1. You send us a script of the actions that need to be visually depicted, including character and setting descriptions.

2. We send you the sketches.

3. You write exposition to go between the sketches (and request any changes to the sketches that seem appropriate). You write the poll questions.

4. We update the google form with the new installment.

5. We send out a weekly e-mail that includes a list of all updated games.

6. You have access to the poll results as they come in.

7. When there is a strong enough of a lead, begin working on the next installment. Based on past seasons, 50-70% of e-mail votes happen in the first 48 hours.


One installment a week is awesome, but we expect the average to be closer to one installment every other week.


After a story is finished and a final format decided on, you'll be able to revise the story (decide what exposition stays, finalize dialogue, ask for any additional art and/or ask for changes to the current art, etc).




Each installment consists of images interspersed with text. For an example, view this installment of a currently abandoned story.


The sketchy nature of the art makes adjustments easier (future installments might introduce details that require a change in character design; later plot developments might require changing character expressions earlier, etc).


The exposition between the images lets you give more information to readers than would normally fit into the story, letting them make more informed votes and letting you flesh out the character and setting. Past experiments also shows that reading the exposition makes readers more likely to write in-depth comments.

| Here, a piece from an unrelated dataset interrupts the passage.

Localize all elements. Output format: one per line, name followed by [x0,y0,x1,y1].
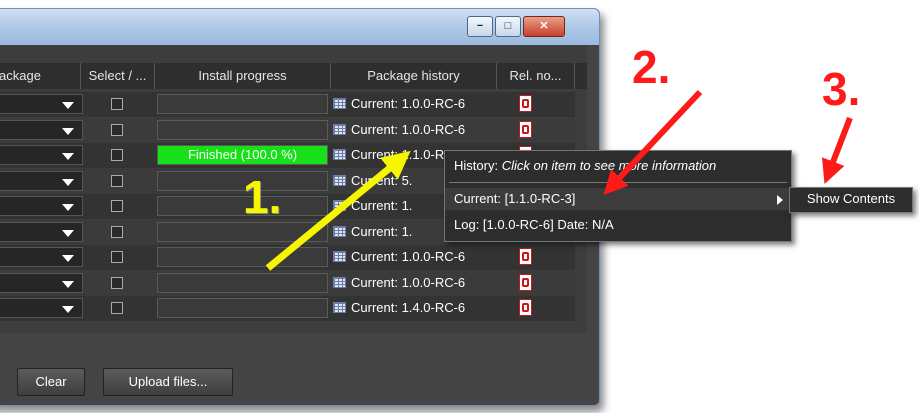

Most stories include a multiple choice poll to determine what happens next and an open ended poll to flesh the world or characters out.


Active games are, by nature, unpolished. Think of them as rough drafts- they're WIP. They can and will be revised. Most of the exposition won't make it into the final product (but makes for great bonus material in kickstarter campaigns).




After a story has concluded, it will be fully rendered. This might mean being drawn and printed as comic pages, or it might mean being made into a YouTube animatic. It depends on the nature of the project.


If a story has enough subscribers, we'll run a kickstarter to cover costs for high quality rendering and gather readers for the next chapter. By default, most stories will be inked in black and white. Distribution of the finished game will vary depending on the project.


The nature of our production cycle means that we'll have more active games than can be finished. This is the spaghetti method: we're throwing things against the wall and seeing what sticks. Games that attract the most attention will be given priority.